In April, Tokyo Electric laid out a six- to nine-month timetable for winding down the crisis and bringing the reactors to a complete shutdown. Engineers are working to restore normal cooling in the three reactors that melted down, as well as working to pump out and decontaminate an estimated 100,000 tons of water that has pooled in the basement and service tunnels of the plants during months of emergency measures.
TEPCO's president said the most difficult issue at present is the radioactive water. "We just had a typhoon. With the torrential rain, more of polluted water is being produced. We must not leak highly radioactive water outside of our facility."
More than 75,000 residents of the area around the crippled nuclear plant are unable to return to their homes because of high radiation levels. Nishizawa said TEPCO's top priorities are to restore the nuclear plant and to compensate the victims.
The company has set aside more than $5 billion to cover victims' compensation costs, including lost income and mental distress. Japan's government has said it will provide further funds, creating a state-backed entity to meet the large quantity of anticipated claims.

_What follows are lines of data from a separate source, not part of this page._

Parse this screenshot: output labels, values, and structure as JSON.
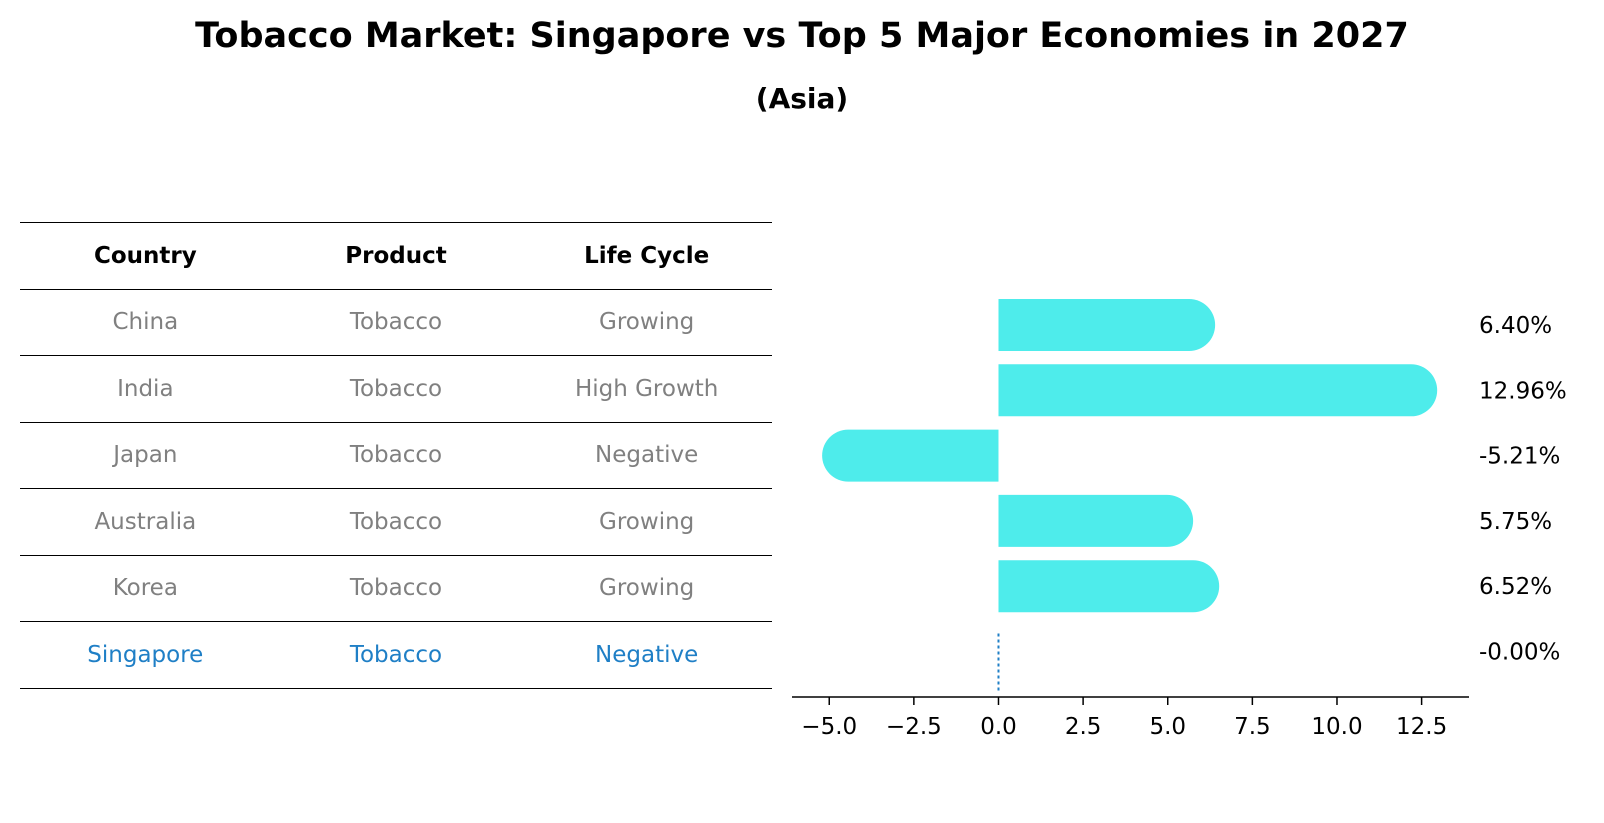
{
  "title": "Tobacco Market: Singapore vs Top 5 Major Economies in 2027",
  "subtitle": "(Asia)",
  "table": {
    "headers": [
      "Country",
      "Product",
      "Life Cycle"
    ],
    "rows": [
      {
        "country": "China",
        "product": "Tobacco",
        "life_cycle": "Growing"
      },
      {
        "country": "India",
        "product": "Tobacco",
        "life_cycle": "High Growth"
      },
      {
        "country": "Japan",
        "product": "Tobacco",
        "life_cycle": "Negative"
      },
      {
        "country": "Australia",
        "product": "Tobacco",
        "life_cycle": "Growing"
      },
      {
        "country": "Korea",
        "product": "Tobacco",
        "life_cycle": "Growing"
      },
      {
        "country": "Singapore",
        "product": "Tobacco",
        "life_cycle": "Negative"
      }
    ],
    "highlight_color": "#1f7fc6",
    "text_color": "#808080"
  },
  "chart_data": {
    "type": "bar",
    "orientation": "horizontal",
    "categories": [
      "China",
      "India",
      "Japan",
      "Australia",
      "Korea",
      "Singapore"
    ],
    "values": [
      6.4,
      12.96,
      -5.21,
      5.75,
      6.52,
      -0.0
    ],
    "value_labels": [
      "6.40%",
      "12.96%",
      "-5.21%",
      "5.75%",
      "6.52%",
      "-0.00%"
    ],
    "xlim": [
      -6.1,
      13.9
    ],
    "xticks": [
      -5.0,
      -2.5,
      0.0,
      2.5,
      5.0,
      7.5,
      10.0,
      12.5
    ],
    "xtick_labels": [
      "−5.0",
      "−2.5",
      "0.0",
      "2.5",
      "5.0",
      "7.5",
      "10.0",
      "12.5"
    ],
    "bar_color": "#4eeceb",
    "zero_line_color": "#1f7fc6",
    "grid": false
  }
}
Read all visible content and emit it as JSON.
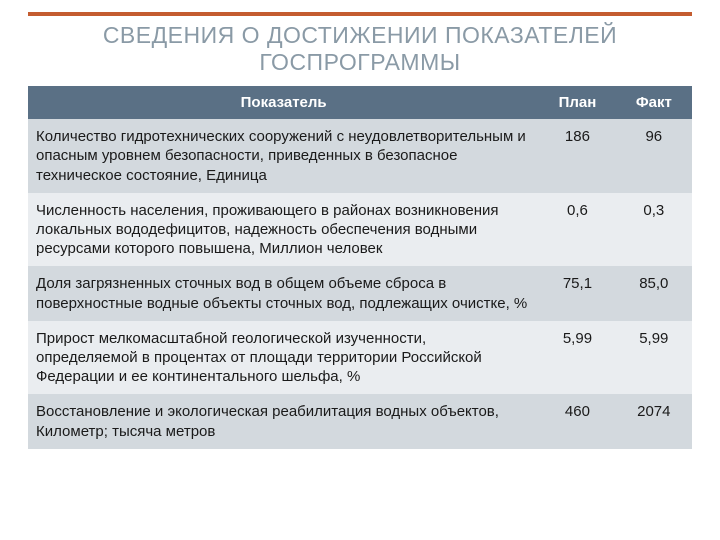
{
  "accent_color": "#c45c30",
  "title": {
    "text": "СВЕДЕНИЯ О ДОСТИЖЕНИИ ПОКАЗАТЕЛЕЙ ГОСПРОГРАММЫ",
    "color": "#8a9aa6",
    "fontsize": 23,
    "line_height": 1.18
  },
  "table": {
    "header_bg": "#5a7085",
    "header_color": "#ffffff",
    "row_bg_odd": "#d3d9de",
    "row_bg_even": "#eaedf0",
    "text_color": "#1a1a1a",
    "fontsize": 15,
    "line_height": 1.28,
    "columns": [
      "Показатель",
      "План",
      "Факт"
    ],
    "rows": [
      {
        "indicator": "Количество гидротехнических сооружений с неудовлетворительным и опасным уровнем безопасности, приведенных в безопасное техническое состояние, Единица",
        "plan": "186",
        "fact": "96"
      },
      {
        "indicator": "Численность населения, проживающего в районах возникновения локальных вододефицитов, надежность обеспечения водными ресурсами которого повышена, Миллион человек",
        "plan": "0,6",
        "fact": "0,3"
      },
      {
        "indicator": "Доля загрязненных сточных вод в общем объеме сброса в поверхностные водные объекты сточных вод, подлежащих очистке, %",
        "plan": "75,1",
        "fact": "85,0"
      },
      {
        "indicator": "Прирост мелкомасштабной геологической изученности, определяемой в процентах от площади территории Российской Федерации и ее континентального шельфа, %",
        "plan": "5,99",
        "fact": "5,99"
      },
      {
        "indicator": "Восстановление и экологическая реабилитация водных объектов, Километр; тысяча метров",
        "plan": "460",
        "fact": "2074"
      }
    ]
  }
}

TEPCO has struggled to meet energy demand since Fukushima Daiichi was closed following the disaster. The Japanese government has mandated power-saving measures throughout the summer.
Nishizawa said while the company is committed to boosting energy generation from fossil fuels and renewables, the supply will not return to normal without the restart of its nuclear facilities that were not affected by the earthquake.
"I believe restarting the nuclear power plants is necessary to stably supply the energy to our users," he said. "We must effort for the restart. It is the most important thing for that is to show the people that Fukushima's situation is stabilized and the issue has come to the end. This is our responsibility."